Dari Informasi yang dihimpun Tribunnews diketahui bahwa panitia lokal tersebut melarang awak media untuk meliput acara pemilihan puteri Indonesia tersebut dengan alasan diarea acara sudah ada 30 orang yang meliput, namun kenyataan media masih banyak di luar.
Selain itu, media yang telah menunjukan indentitas resminya tidak diperbolehkan masuk. Termasuk rekan rekan media patner yaang datang khusus untuk meliput acaraa tersebut pun tdk diperkenan masuk.
Salah satu media besar dari jakarta, tabloid nyata juga sempat beradu mulut dengan ketua panitia. Namun panitia yang kaku daan berlebihan jadi tdk profesional dalam menangani media.
Kerena sikap panitia yang tidak bersabahat tersebut akhirnya media naasional dari jakarta, seperti Media Indonesia, Suara Pembaruan, Sinar Harapan, Tabloid Nyata, Jawa Tengah Time dan beberapa media daerah lainnya meninggalkan lokasi karena kecewa dengan perlakuan EO tersebut.
"Macam betul ada tuh EO nya, itu acara besar dan tempatnya besar kok kita dibatasi..., makanya kita balik semua,"terang salah satu awak media yang menghubungiTribunnews.
Sementara itu, menurut Ayi, Humas Yayasan Puteri Indonesia yang mencoba menenangkan awak media dari Jakarta yang turut serta bersamanya dalam pemilihan Puteri Indonesia mengatakan bahwa peristiwa tersebut lebih kepada kekakuan dan tidak profesional EO Ampuh yang melarang dan membatasi media yang dibawanya khusus dari Jakarta untuk meliput.
"Kita sudah menjelaskan kepada EO nya bahwa mereka (pers dari jakarta) sengaja kita bawa untuk meliput.
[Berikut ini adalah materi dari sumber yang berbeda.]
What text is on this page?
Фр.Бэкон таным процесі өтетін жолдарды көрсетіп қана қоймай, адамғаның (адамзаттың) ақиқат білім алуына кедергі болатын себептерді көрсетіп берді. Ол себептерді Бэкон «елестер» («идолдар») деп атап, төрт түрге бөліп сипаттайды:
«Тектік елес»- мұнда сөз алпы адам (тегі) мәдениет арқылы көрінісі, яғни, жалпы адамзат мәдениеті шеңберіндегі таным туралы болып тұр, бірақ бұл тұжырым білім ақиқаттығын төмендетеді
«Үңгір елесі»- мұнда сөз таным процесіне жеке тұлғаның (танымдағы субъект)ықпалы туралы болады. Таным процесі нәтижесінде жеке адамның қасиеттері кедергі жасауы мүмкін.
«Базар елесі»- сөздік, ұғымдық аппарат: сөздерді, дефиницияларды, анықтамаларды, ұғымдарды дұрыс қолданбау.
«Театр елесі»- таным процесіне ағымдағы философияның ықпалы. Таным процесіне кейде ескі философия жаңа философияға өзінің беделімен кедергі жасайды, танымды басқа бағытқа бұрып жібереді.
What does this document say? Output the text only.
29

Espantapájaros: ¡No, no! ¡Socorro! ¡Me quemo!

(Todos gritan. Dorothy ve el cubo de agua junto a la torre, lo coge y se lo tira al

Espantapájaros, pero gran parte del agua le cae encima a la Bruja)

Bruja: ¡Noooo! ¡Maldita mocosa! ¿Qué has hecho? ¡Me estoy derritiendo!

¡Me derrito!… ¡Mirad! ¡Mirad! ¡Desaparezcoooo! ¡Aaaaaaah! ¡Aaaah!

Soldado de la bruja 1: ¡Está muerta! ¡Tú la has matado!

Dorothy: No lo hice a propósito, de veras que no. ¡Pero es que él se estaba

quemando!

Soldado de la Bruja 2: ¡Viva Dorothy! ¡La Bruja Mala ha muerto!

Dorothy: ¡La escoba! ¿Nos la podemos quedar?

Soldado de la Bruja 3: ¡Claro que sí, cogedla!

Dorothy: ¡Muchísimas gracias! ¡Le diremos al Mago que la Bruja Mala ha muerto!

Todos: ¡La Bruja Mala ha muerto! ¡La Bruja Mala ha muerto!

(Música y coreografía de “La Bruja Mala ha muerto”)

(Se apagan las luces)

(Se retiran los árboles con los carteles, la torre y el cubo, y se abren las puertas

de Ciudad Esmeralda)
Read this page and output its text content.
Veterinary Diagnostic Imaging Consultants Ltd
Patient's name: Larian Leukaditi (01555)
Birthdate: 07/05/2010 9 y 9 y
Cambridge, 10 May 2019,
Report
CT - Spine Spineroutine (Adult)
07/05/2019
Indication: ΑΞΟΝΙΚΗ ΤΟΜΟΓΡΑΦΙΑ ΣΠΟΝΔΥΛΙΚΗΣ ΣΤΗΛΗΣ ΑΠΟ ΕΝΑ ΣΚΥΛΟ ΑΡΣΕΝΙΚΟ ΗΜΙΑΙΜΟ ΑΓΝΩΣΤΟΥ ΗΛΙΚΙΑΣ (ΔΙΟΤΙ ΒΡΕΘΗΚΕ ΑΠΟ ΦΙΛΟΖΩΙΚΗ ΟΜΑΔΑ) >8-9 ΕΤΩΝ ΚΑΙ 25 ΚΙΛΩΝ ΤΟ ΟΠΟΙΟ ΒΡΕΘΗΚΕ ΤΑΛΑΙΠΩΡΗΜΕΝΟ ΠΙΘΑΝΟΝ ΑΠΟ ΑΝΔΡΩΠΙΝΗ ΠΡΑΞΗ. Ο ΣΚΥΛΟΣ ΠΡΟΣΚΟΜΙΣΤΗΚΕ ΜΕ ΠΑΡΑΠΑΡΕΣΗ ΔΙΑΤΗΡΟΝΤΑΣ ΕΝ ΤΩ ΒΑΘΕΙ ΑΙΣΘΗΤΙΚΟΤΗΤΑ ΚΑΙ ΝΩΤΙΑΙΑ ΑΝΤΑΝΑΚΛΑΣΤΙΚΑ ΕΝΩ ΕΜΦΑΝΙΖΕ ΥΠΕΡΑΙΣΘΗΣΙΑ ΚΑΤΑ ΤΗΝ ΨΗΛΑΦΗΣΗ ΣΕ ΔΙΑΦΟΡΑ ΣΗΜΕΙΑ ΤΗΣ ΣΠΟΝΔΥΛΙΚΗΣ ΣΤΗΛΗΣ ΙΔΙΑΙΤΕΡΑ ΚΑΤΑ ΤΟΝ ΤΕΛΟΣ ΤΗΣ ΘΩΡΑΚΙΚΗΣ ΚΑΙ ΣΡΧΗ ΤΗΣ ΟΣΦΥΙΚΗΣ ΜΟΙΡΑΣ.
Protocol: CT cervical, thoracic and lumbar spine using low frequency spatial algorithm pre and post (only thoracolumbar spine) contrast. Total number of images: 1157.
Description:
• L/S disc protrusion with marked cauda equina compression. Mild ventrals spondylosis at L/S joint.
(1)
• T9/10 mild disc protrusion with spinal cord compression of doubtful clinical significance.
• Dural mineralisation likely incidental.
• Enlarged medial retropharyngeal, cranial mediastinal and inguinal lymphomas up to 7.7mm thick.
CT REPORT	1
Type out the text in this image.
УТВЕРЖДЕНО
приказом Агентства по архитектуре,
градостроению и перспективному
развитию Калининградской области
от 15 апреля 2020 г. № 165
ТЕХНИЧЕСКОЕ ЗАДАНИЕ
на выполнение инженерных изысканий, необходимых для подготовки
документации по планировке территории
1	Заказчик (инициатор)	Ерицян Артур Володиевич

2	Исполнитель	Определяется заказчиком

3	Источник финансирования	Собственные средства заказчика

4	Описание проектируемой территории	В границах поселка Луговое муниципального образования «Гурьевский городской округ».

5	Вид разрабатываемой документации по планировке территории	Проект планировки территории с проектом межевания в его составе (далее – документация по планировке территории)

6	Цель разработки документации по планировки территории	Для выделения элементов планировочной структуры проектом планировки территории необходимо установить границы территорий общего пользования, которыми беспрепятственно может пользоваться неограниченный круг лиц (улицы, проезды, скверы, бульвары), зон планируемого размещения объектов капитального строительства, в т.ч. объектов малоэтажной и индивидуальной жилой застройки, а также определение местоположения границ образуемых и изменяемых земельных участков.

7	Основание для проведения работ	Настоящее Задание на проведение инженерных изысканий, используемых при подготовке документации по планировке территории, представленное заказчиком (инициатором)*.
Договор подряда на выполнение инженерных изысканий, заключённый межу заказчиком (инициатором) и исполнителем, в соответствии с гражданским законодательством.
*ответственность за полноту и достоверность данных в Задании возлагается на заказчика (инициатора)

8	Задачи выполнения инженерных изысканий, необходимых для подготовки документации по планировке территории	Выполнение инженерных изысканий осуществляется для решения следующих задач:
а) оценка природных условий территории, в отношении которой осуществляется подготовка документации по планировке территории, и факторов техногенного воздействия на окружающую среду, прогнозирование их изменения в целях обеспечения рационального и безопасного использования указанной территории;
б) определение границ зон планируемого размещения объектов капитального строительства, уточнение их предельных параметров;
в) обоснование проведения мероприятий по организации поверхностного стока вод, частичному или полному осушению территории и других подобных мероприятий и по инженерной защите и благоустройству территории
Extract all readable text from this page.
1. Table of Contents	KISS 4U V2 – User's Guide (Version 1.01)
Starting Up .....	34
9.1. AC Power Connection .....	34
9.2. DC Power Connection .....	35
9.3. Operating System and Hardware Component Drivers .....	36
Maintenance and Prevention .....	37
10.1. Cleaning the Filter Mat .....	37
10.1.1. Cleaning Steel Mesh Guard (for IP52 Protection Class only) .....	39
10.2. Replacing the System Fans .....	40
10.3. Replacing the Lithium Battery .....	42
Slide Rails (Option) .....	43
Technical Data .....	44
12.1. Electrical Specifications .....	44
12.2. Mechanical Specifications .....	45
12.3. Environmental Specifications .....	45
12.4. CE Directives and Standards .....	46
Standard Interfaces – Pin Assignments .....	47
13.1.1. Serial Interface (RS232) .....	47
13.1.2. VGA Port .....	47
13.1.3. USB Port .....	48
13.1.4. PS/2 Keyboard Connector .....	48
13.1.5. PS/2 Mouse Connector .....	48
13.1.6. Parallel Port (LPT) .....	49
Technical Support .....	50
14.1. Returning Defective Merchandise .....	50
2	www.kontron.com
Namun mereka menolak media tersebut, bahkan sempat adu mulut, makanya kita tenangkan. Dan akhirnya mereka memilihmemboikot acara tersebut," terang Ayi.
Ayi juga mengatakan kedepan pihaknya sangat berharap agar peristiwa tersebut tidak terjadi lagi di daerah-daerah penyelenggaraan PPI.
"Dan ini jadi pelajaran buat penyelenggara daerah lainnya. Kami tahu semua penyelenggara adaa tata tertibnya, tapi jangan kaku dan berlebihanlah untuk menangani media. Media juga tahu tata tertip kok. Saya sudah 9 tahun mengikuti penyelenggaraan PPI di daerah seluruh Indonesia dan penyelenggaraan di tingkat nasional, namun belum pernaah mengalami hal seperti ini. Baru tahun ini kejadian di semarang," terang Ayi dengan Nada tinggi.